5 Tips for Helper Library Design

  • Keep Vocabulary consistent with documentation: Though client libraries need to be catered to the doctrine of the specific language in mind, they still must be consistent with your REST API documentation and parameter vocabulary. These terms should be coherent across all resources that integrate with your platform. Being idiomatic with languages is important, but terms and features need to be consistent.
  • Surface Area: How much of your API should your helper library cover? The answer is all. Wawra recommends to marry the API with the web representation. This means that all functions your website can do, your API should handle as well, and in turn your helper library as well. If you are using an API-first building strategy, this becomes a lot more intuitive.
  • Simultaneous platform-wide publishing and updates: There is no point in versioning your API or adding new features if your helper libraries are not in sync with updates. The rule of thumb is, for your officially maintained libraries, release changes to API functionality across documentation and all libraries simultaneously.
  • TEST: Treat your helper library as a product, and test just as vigorously as you would your API.
  • Open Source: It’s not a strategy for every company, but API developers love Github, and providers can benefit from the community aspect of open-sourcing their library. Creating a community around your APIs and libraries encourages improvement to the code.

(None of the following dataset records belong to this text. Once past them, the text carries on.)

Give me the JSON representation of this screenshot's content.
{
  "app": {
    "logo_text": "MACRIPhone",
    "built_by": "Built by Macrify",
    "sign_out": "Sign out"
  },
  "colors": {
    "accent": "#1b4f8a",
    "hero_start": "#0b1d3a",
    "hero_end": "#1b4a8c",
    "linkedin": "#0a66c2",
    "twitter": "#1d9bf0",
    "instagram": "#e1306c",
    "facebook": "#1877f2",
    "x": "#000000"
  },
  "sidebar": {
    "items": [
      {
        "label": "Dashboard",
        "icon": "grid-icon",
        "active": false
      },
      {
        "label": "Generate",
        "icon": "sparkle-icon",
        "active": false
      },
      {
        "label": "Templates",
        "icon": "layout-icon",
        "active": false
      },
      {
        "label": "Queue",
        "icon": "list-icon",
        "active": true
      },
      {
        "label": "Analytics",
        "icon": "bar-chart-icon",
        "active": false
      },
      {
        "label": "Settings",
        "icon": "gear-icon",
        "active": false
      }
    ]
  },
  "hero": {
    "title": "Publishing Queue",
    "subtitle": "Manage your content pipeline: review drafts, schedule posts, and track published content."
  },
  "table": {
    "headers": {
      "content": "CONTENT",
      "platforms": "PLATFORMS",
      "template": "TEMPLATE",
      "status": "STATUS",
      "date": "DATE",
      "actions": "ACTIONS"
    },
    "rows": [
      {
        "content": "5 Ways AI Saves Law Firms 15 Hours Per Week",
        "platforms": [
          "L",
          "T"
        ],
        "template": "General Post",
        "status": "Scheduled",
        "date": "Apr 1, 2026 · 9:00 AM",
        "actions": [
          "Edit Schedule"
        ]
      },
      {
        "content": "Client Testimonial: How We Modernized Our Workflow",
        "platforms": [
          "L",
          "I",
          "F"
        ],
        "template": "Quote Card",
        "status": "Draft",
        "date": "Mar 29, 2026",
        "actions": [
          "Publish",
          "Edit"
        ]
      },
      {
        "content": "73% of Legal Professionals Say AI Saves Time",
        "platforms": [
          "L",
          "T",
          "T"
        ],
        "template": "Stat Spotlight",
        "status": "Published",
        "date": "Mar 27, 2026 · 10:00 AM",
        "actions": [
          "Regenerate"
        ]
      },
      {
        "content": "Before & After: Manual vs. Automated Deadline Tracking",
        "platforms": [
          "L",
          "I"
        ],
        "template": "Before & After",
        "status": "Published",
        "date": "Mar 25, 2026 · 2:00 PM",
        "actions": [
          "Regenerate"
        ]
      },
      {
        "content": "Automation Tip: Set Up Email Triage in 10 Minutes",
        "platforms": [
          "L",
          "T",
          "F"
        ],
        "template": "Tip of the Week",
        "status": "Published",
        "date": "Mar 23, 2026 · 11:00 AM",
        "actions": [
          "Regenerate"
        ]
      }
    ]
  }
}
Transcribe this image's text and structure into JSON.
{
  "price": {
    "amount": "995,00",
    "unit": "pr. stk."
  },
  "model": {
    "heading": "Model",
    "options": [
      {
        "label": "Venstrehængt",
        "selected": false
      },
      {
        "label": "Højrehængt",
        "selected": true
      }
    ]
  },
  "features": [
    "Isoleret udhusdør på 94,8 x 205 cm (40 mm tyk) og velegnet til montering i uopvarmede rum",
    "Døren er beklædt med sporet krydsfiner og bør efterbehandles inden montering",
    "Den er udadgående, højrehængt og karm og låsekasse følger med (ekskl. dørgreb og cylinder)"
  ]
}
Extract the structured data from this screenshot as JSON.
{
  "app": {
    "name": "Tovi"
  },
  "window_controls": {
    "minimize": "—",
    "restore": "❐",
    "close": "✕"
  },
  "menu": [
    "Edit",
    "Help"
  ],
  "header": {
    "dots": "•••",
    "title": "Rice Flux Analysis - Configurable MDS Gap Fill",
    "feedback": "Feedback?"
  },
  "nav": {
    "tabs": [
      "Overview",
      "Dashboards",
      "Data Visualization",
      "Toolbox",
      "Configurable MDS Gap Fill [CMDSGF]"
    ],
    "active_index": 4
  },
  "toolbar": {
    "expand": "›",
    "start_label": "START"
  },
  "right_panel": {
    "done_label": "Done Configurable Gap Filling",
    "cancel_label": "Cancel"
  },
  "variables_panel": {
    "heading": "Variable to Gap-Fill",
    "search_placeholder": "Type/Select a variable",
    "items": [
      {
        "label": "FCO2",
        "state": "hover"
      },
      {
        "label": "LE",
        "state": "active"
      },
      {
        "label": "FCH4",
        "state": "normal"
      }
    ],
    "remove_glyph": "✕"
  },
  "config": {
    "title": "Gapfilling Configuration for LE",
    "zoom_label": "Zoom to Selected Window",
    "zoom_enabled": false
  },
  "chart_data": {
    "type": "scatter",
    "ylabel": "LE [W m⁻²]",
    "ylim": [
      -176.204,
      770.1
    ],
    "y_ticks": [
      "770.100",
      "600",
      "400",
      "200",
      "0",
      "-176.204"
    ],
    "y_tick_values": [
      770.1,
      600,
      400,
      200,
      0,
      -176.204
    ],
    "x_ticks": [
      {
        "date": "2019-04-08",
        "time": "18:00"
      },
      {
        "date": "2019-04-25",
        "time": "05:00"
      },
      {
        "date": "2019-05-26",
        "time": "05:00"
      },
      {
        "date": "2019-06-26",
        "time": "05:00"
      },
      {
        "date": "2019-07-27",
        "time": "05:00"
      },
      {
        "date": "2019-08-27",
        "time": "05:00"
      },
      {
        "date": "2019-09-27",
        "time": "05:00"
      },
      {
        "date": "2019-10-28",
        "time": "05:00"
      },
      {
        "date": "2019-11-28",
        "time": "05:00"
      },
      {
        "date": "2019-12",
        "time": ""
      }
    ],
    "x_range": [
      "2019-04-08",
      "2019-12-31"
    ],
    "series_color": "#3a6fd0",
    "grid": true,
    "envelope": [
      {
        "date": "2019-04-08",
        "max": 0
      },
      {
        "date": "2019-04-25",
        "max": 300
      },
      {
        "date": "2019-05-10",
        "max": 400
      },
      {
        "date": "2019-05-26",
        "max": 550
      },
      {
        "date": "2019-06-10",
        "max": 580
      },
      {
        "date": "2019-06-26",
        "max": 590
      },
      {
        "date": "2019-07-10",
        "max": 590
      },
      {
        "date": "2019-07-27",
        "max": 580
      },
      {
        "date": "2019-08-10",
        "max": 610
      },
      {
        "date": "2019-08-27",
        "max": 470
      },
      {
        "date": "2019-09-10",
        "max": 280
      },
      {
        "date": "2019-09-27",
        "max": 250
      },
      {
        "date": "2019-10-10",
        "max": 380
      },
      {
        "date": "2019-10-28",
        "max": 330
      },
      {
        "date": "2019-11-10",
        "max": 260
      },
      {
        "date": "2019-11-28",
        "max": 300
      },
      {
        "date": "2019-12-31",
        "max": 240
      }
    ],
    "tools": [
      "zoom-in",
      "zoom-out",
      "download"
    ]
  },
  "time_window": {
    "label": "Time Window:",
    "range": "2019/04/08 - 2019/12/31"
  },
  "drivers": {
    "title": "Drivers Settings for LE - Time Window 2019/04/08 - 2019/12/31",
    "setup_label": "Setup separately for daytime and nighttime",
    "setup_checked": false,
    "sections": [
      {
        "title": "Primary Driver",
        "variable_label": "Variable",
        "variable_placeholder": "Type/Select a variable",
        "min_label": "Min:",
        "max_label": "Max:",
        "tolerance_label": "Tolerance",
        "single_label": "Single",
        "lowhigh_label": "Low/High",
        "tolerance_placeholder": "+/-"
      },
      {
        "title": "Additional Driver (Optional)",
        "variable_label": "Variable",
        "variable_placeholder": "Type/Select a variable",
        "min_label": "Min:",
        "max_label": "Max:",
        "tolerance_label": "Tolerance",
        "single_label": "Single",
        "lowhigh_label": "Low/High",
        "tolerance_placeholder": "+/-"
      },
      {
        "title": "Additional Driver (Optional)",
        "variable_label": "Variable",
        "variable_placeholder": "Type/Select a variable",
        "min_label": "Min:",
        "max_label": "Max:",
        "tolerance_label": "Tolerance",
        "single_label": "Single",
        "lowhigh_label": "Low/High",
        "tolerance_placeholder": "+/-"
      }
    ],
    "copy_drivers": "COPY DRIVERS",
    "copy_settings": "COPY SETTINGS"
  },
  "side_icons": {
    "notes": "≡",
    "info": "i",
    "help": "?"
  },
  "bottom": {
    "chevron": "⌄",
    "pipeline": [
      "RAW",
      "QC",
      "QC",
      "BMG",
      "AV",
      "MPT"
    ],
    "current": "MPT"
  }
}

Last Line of API Code: Your API is Never Really Finished

At the end of the day, the helper library that you ship will live on the user’s app. Since it is in the user’s app — you have limited control. However, developers are always creating new apps, meaning that your API is never truly finished. Having an agile mindset with constant iteration is crucial. Stay tuned for future posts, in which we’ll explore simultaneous platform-wide versioning, how to automate SDK generation using tools like APImatic and RESTUnited, and dive deeper into deciding which is better — open sourcing your helper library or maintaining it internally?